Продемонстрировав молодецкую удаль, Остап ринулся им наперерез и в три прыжка нагнал беглеца, схватив мускулистой рукой за шиворот. Под мышкой у старика была большая пёстрая курица, вяло кудахтавшая и подрагивающая лапками.
— Что случилось, вы можете мне…
— Курицу стащил, ваше… то есть товарищ сыщик! Ловко бегает! — скорее удивлённо, чем со злобой проговорил здоровяк, подбегая и утирая пот со лба.
— Смотрите, Остап, ленточка наша, с занавески! — воскликнул вдруг Шура. Действительно, на шее птицы болталась розовая тесёмка.
— Мы ещё посмотрим, кто из нас дурачок! — прошипел Паниковский, пытаясь вывернуться из цепких рук Остапа. Балаганов возмущённо выпучил глаза, но Бендер жестом приказал ему молчать.

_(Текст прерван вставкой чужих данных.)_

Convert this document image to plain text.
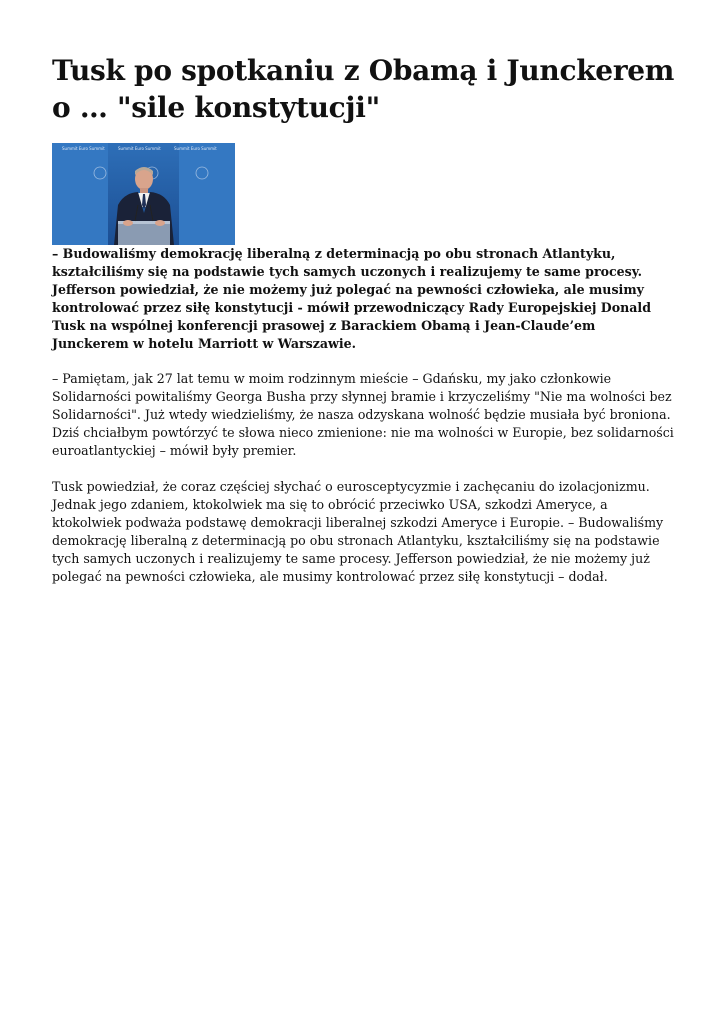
Tusk po spotkaniu z Obamą i Junckerem o … "sile konstytucji"
Summit Euro Summit	Summit Euro Summit	Summit Euro Summit

– Budowaliśmy demokrację liberalną z determinacją po obu stronach Atlantyku, kształciliśmy się na podstawie tych samych uczonych i realizujemy te same procesy. Jefferson powiedział, że nie możemy już polegać na pewności człowieka, ale musimy kontrolować przez siłę konstytucji - mówił przewodniczący Rady Europejskiej Donald Tusk na wspólnej konferencji prasowej z Barackiem Obamą i Jean-Claude’em Junckerem w hotelu Marriott w Warszawie.

– Pamiętam, jak 27 lat temu w moim rodzinnym mieście – Gdańsku, my jako członkowie Solidarności powitaliśmy Georga Busha przy słynnej bramie i krzyczeliśmy "Nie ma wolności bez Solidarności". Już wtedy wiedzieliśmy, że nasza odzyskana wolność będzie musiała być broniona. Dziś chciałbym powtórzyć te słowa nieco zmienione: nie ma wolności w Europie, bez solidarności euroatlantyckiej – mówił były premier.

Tusk powiedział, że coraz częściej słychać o eurosceptycyzmie i zachęcaniu do izolacjonizmu. Jednak jego zdaniem, ktokolwiek ma się to obrócić przeciwko USA, szkodzi Ameryce, a ktokolwiek podważa podstawę demokracji liberalnej szkodzi Ameryce i Europie. – Budowaliśmy demokrację liberalną z determinacją po obu stronach Atlantyku, kształciliśmy się na podstawie tych samych uczonych i realizujemy te same procesy. Jefferson powiedział, że nie możemy już polegać na pewności człowieka, ale musimy kontrolować przez siłę konstytucji – dodał.
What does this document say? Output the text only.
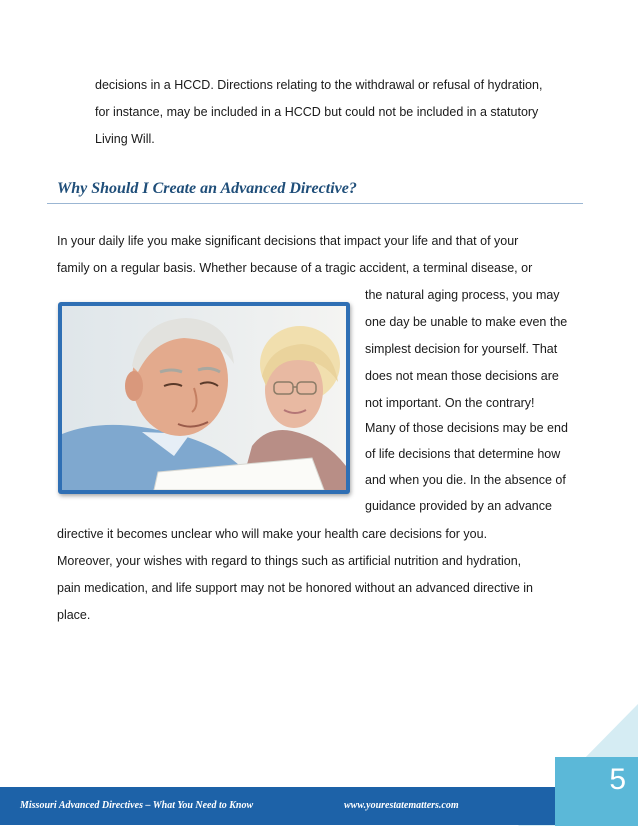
decisions in a HCCD. Directions relating to the withdrawal or refusal of hydration,
for instance, may be included in a HCCD but could not be included in a statutory
Living Will.
Why Should I Create an Advanced Directive?
In your daily life you make significant decisions that impact your life and that of your
family on a regular basis. Whether because of a tragic accident, a terminal disease, or
the natural aging process, you may
one day be unable to make even the
simplest decision for yourself. That
does not mean those decisions are
not important. On the contrary!
Many of those decisions may be end
of life decisions that determine how
and when you die. In the absence of
guidance provided by an advance
directive it becomes unclear who will make your health care decisions for you.
Moreover, your wishes with regard to things such as artificial nutrition and hydration,
pain medication, and life support may not be honored without an advanced directive in
place.
Missouri Advanced Directives – What You Need to Know	www.yourestatematters.com
5
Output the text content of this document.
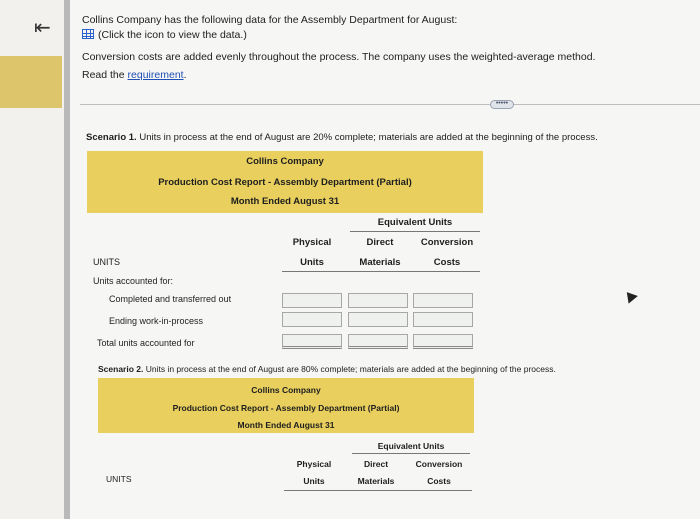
⇤	Collins Company has the following data for the Assembly Department for August:
(Click the icon to view the data.)
Conversion costs are added evenly throughout the process. The company uses the weighted-average method.
Read the requirement.
•••••
Scenario 1. Units in process at the end of August are 20% complete; materials are added at the beginning of the process.
Collins Company
Production Cost Report - Assembly Department (Partial)
Month Ended August 31
Equivalent Units
Physical	Direct	Conversion
Units	Materials	Costs
UNITS
Units accounted for:
Completed and transferred out
Ending work-in-process
Total units accounted for
Scenario 2. Units in process at the end of August are 80% complete; materials are added at the beginning of the process.
Collins Company
Production Cost Report - Assembly Department (Partial)
Month Ended August 31
Equivalent Units
Physical	Direct	Conversion
Units	Materials	Costs
UNITS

— Простите его, Семён! Наш друг питает странную тягу к домашней птице, — бросая яростный взгляд на беглеца, проговорил Остап.— Сколько? Я заплачу.
Добродушный Семён пожал плечами:
— Так это… тута Матрёна хотела в суп её… А тут он… ну хвать и бежать… а я за ним… А тут вы…

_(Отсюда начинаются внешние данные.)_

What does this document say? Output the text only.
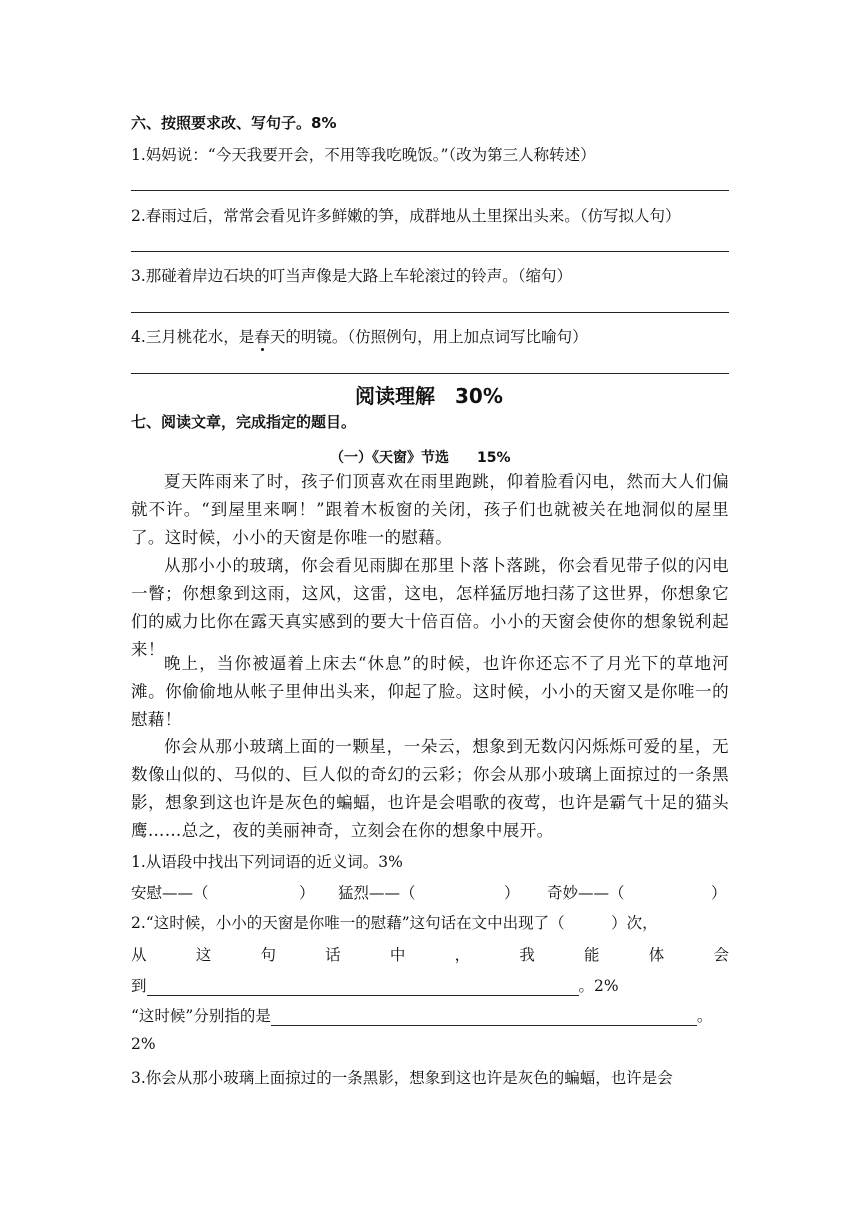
六、按照要求改、写句子。8%
1.妈妈说：“今天我要开会，不用等我吃晚饭。”（改为第三人称转述）
2.春雨过后，常常会看见许多鲜嫩的笋，成群地从土里探出头来。（仿写拟人句）
3.那碰着岸边石块的叮当声像是大路上车轮滚过的铃声。（缩句）
4.三月桃花水，是春天的明镜。（仿照例句，用上加点词写比喻句）
阅读理解　30%
七、阅读文章，完成指定的题目。
（一）《天窗》节选　　15%
夏天阵雨来了时，孩子们顶喜欢在雨里跑跳，仰着脸看闪电，然而大人们偏就不许。“到屋里来啊！”跟着木板窗的关闭，孩子们也就被关在地洞似的屋里了。这时候，小小的天窗是你唯一的慰藉。
从那小小的玻璃，你会看见雨脚在那里卜落卜落跳，你会看见带子似的闪电一瞥；你想象到这雨，这风，这雷，这电，怎样猛厉地扫荡了这世界，你想象它们的威力比你在露天真实感到的要大十倍百倍。小小的天窗会使你的想象锐利起来！
晚上，当你被逼着上床去“休息”的时候，也许你还忘不了月光下的草地河滩。你偷偷地从帐子里伸出头来，仰起了脸。这时候，小小的天窗又是你唯一的慰藉！
你会从那小玻璃上面的一颗星，一朵云，想象到无数闪闪烁烁可爱的星，无数像山似的、马似的、巨人似的奇幻的云彩；你会从那小玻璃上面掠过的一条黑影，想象到这也许是灰色的蝙蝠，也许是会唱歌的夜莺，也许是霸气十足的猫头鹰……总之，夜的美丽神奇，立刻会在你的想象中展开。
1.从语段中找出下列词语的近义词。3%
安慰——（	） 猛烈——（	） 奇妙——（	）
2.“这时候，小小的天窗是你唯一的慰藉”这句话在文中出现了（　　　）次，
从	这	句	话	中	，	我	能	体	会
到	。2%
“这时候”分别指的是	。
2%
3.你会从那小玻璃上面掠过的一条黑影，想象到这也许是灰色的蝙蝠，也许是会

— Дальше знаю, — перебил Остап, доставая из кармана рубль. Дворник сразу повеселел и довольно быстро попрощался.
Курицу оставили во дворе возле курятника, взяв обещание, что никто не употребит её в пищу.
Однако Паниковский всё ещё не мог успокоиться. Он дёрнул Бендера за рукав и умоляюще прошептал, мучительно сводя густые брови и показывая в сторону курятника:
— Товарищ Бендер, подождите, товарищ Бендер! Там… Там…

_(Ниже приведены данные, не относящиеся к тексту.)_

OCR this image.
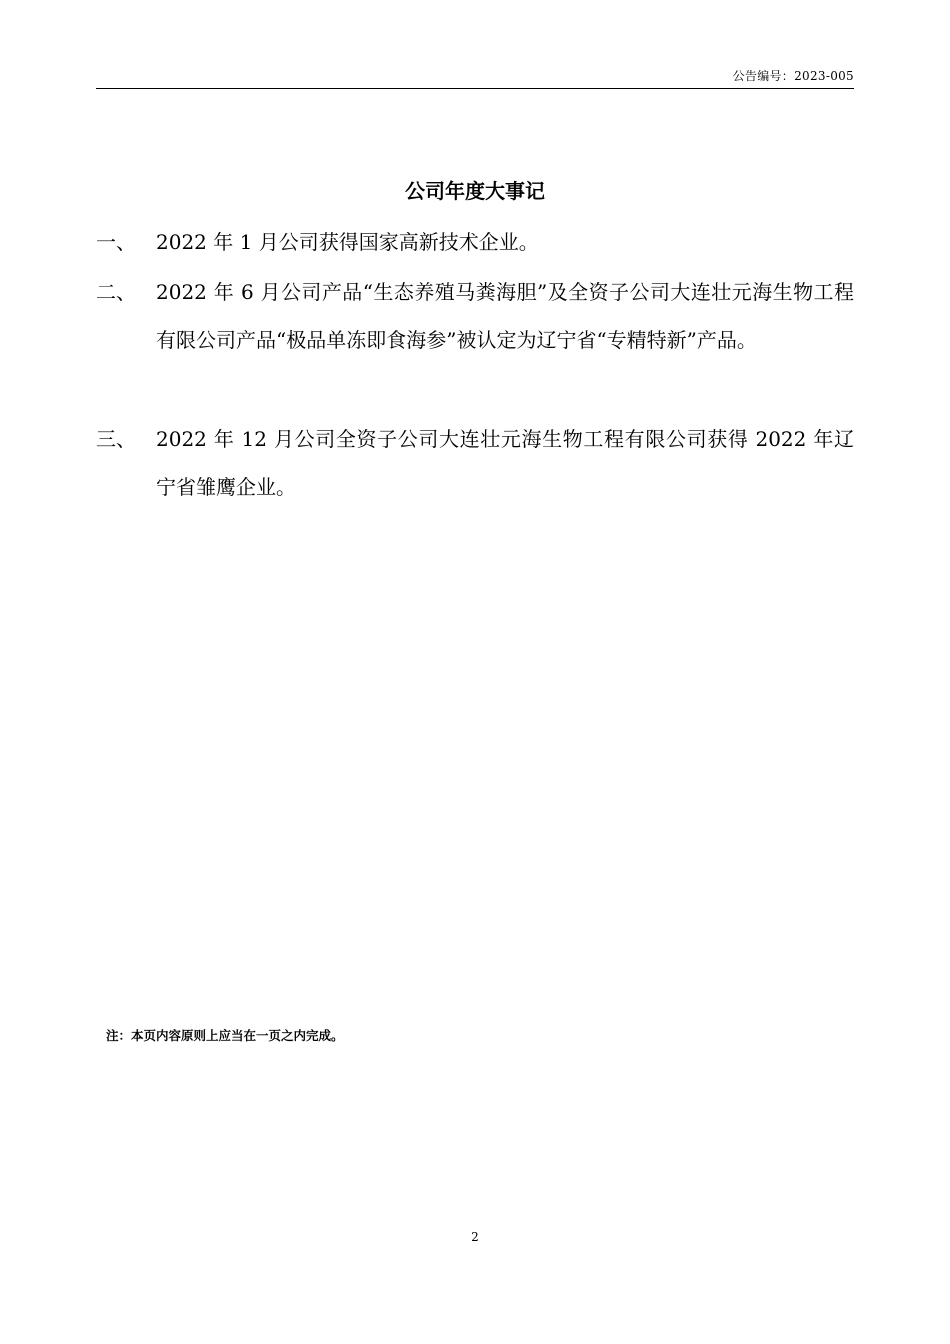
公告编号：2023-005
公司年度大事记
一、	2022 年 1 月公司获得国家高新技术企业。
二、	2022 年 6 月公司产品“生态养殖马粪海胆”及全资子公司大连壮元海生物工程有限公司产品“极品单冻即食海参”被认定为辽宁省“专精特新”产品。
三、	2022 年 12 月公司全资子公司大连壮元海生物工程有限公司获得 2022 年辽宁省雏鹰企业。
注：本页内容原则上应当在一页之内完成。
2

— Ещё одна курица!? Имейте совесть! — рявкнул Остап, но старик отчаянно замотал головой.
В этот момент из курятника, вытирая руки о фартук, сопровождаемая квохтаньем кур, вышла Матрёна.
Удивлённое и радостное лицо кухарки было видно издалека. Перед собой она держала руку, в которой что-то лежало — маленькое, блестящее. Она махнула им и быстро пошла навстречу.
— Товарищ Бендер! Остап Самуилович! Смотрите, что нашла!
Кухарка, улыбаясь во весь щербатый рот, раскрыла ладонь.
— Ибрагимович, — машинально поправил тот. — Что…
На ладони лежал крупный, прозрачный, как кусочек моря, синевато-зелёный камень. Луч солнца блеснул на его грани и погас, словно растворился.
Балаганов присвистнул от изумления.
Бледный Паниковский застыл неподвижным трагическим изваянием.
История умалчивает, о чём подумал в этот момент Остап Бендер и понял ли что-то вообще. Однако в следующий момент он принял единственно верное решение, которое, к сожалению, не было сохранено для потомков за недостатком свидетелей. Зато как нельзя лучше подтвердило, что комбинатором (а иногда даже великим) его называли не зря.
Почти не дрогнувшей рукой он взял в руки камень, небрежно оглядел его и произнёс:
— А вот и он. Прекрасно, расчёты подтвердились. Именно там он и должен был быть.
— А… О… Но, товарищ Бендер… — пробормотала Матрёна, робко протягивая руку к изумруду.
Однако Остап решительно протянул камень ошеломлённому Балаганову, сказав тоном, который не допускал возражений:
— На экспертизу. Установить подлинность, срочно!
Тот испуганно кивнул.
— Но, Остап…
— Ибрагимович, — опять подсказал комбинатор. — Вы отлично поработали, товарищ Матрёна. От лица всего советского сыска и в моём лице помощника следователя по делам хищения социалистической собственности…
Бендер слегка запутался, но всё же продолжил:
— И от всего сердца примите благодарность за помощь в расследовании! Вы можете быть свободны и помните: отныне республика вас не забудет!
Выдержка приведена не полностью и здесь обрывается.